# **Sales Price Study Notebook**

## Objectives

* Answer the first business requirement:
    * Enable the customer to visualize which features of the dataset are most closely correlated to the property price.
        
## Inputs
        
* outputs/datasets/collection/HousePricesData.csv

        
## Outputs
        
* Generate generate code that answers business requirement 1 and can be used to build the Streamlit App.

## Additional comments

* We will be applying the methodology described in https://github.com/Code-Institute-Solutions/churnometer/blob/main/jupyter_notebooks/02%20-%20Churned%20Customer%20Study.ipynb, adapting it to our database and business requirements.
        

---

## Change working directory

* We use os.getcwd() to access the current directory.

In [2]:
import os
current_dir = os.getcwd()
current_dir

'/workspaces/P5-heritage-housing-issues/jupyter_notebooks'

## Access the parent directory
* We want to make the parent of the current directory the new current directory.
    * os.path.dirname() gets the parent directory
    * os.chir() defines the new current directory

In [3]:
os.chdir(os.path.dirname(current_dir))
print("A new current directory has been set")
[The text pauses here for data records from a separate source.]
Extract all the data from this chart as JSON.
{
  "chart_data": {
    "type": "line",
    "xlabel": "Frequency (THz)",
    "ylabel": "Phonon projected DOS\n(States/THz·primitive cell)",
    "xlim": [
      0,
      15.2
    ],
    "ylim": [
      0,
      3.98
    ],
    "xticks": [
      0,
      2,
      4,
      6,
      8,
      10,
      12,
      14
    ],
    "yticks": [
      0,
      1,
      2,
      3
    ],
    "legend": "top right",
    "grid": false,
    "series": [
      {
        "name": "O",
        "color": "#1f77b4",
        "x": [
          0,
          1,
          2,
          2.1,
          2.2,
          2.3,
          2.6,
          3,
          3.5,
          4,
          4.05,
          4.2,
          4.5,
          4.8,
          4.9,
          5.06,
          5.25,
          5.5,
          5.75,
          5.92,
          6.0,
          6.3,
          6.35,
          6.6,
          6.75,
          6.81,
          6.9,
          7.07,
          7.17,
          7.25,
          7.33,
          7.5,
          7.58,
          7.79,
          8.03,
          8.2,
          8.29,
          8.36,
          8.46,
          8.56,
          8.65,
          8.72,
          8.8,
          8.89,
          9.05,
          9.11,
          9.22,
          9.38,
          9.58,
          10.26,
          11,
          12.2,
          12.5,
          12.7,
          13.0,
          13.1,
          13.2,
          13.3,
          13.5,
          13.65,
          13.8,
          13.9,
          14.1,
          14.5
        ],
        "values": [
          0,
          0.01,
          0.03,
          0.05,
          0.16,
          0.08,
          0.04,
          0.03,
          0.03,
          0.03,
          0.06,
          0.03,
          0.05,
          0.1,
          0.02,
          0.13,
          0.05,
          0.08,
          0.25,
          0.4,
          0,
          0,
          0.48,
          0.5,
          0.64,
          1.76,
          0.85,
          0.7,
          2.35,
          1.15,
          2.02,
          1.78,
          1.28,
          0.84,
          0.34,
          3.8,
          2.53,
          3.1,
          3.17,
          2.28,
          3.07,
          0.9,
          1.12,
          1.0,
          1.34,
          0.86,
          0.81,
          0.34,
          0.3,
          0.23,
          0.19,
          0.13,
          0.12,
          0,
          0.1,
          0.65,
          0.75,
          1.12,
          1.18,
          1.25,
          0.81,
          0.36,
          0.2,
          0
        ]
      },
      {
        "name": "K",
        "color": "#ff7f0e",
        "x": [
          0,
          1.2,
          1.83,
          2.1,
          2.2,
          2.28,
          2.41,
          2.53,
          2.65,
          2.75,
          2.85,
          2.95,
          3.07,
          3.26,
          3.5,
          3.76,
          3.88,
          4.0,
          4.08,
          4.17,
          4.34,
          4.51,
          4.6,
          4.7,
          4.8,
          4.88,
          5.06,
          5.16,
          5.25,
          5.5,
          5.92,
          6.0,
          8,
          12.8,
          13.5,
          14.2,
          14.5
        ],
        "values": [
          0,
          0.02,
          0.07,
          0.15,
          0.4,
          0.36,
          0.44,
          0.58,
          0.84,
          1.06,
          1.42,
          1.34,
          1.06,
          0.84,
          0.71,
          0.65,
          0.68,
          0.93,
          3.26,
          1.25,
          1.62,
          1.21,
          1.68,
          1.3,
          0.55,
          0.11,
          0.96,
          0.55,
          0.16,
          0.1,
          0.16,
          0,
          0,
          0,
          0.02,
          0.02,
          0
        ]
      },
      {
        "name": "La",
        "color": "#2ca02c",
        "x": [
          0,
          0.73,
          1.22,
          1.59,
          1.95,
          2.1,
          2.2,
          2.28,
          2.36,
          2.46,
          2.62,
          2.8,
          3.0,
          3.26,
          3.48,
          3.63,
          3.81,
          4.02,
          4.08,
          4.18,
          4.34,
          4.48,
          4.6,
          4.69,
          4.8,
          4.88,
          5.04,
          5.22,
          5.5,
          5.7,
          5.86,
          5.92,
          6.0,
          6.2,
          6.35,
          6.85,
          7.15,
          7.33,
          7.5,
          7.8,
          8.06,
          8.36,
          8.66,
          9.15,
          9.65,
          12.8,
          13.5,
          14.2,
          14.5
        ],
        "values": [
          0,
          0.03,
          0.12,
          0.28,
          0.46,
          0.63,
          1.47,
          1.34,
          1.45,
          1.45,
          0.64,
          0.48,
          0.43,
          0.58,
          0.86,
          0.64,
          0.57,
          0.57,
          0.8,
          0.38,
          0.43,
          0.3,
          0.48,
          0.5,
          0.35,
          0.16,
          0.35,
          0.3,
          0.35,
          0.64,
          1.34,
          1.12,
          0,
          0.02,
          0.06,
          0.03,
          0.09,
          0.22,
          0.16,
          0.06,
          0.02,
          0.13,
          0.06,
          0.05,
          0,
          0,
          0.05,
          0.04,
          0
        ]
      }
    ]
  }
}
A new current directory has been set


## Confirm the new current directory

In [4]:
current_dir = os.getcwd()
current_dir

'/workspaces/P5-heritage-housing-issues'

---

## Load data

* Import the pandas library
* Load the dataset as a pandas DataFrame and assign it to our dataframe df_prices
* View the data in the df_prices variable

In [None]:
import pandas as pd
df_prices = (pd.read_csv("outputs/datasets/collection/HousePricesData.csv"))
df_prices.head(5)

## Data Exploration

* We want to get more familiar with the dataset, check the variables. Determine their type, distribution and missing levels. We will use this exploration to create an image of what these variables mean in our project's context.
* We will use Panda's Profile Report (https://github.com/ydataai/ydata-profiling/blob/develop/README.md) to get an analysis of each of our variables, see the missing data levels, range and so on.
    * We notice there are 20 numerical and 4 categorical variables.

In [None]:
from pandas_profiling import ProfileReport
pandas_report = ProfileReport(df=df_prices, minimal=True)
pandas_report.to_notebook_iframe()

## Correlation Study

* We will use Pearson's and Sperman's correlation tests. As both only consider numerical variables, we will use OneHotEncoder totransform the categorical data. The documentation can be found here https://scikit-learn.org/stable/modules/generated/sklearn.preprocessing.OneHotEncoder.html

In [None]:
from feature_engine.encoding import OneHotEncoder
encoder = OneHotEncoder(variables=df.columns[df.dtypes=='object'].to_list(), drop_last=False)
df_ohe = encoder.fit_transform(df)
print(df_ohe.shape)
df_ohe.head(3)

* In this dataset, the target variable is SalePrice, so we use .filter(), and sort values by their absolute value, using .sort_values(key=abs)

In [None]:
corr_spearman = df_ohe.corr(method='spearman')['SalePrice'].sort_values(key=abs, ascending=False)[1:].head(10)
corr_spearman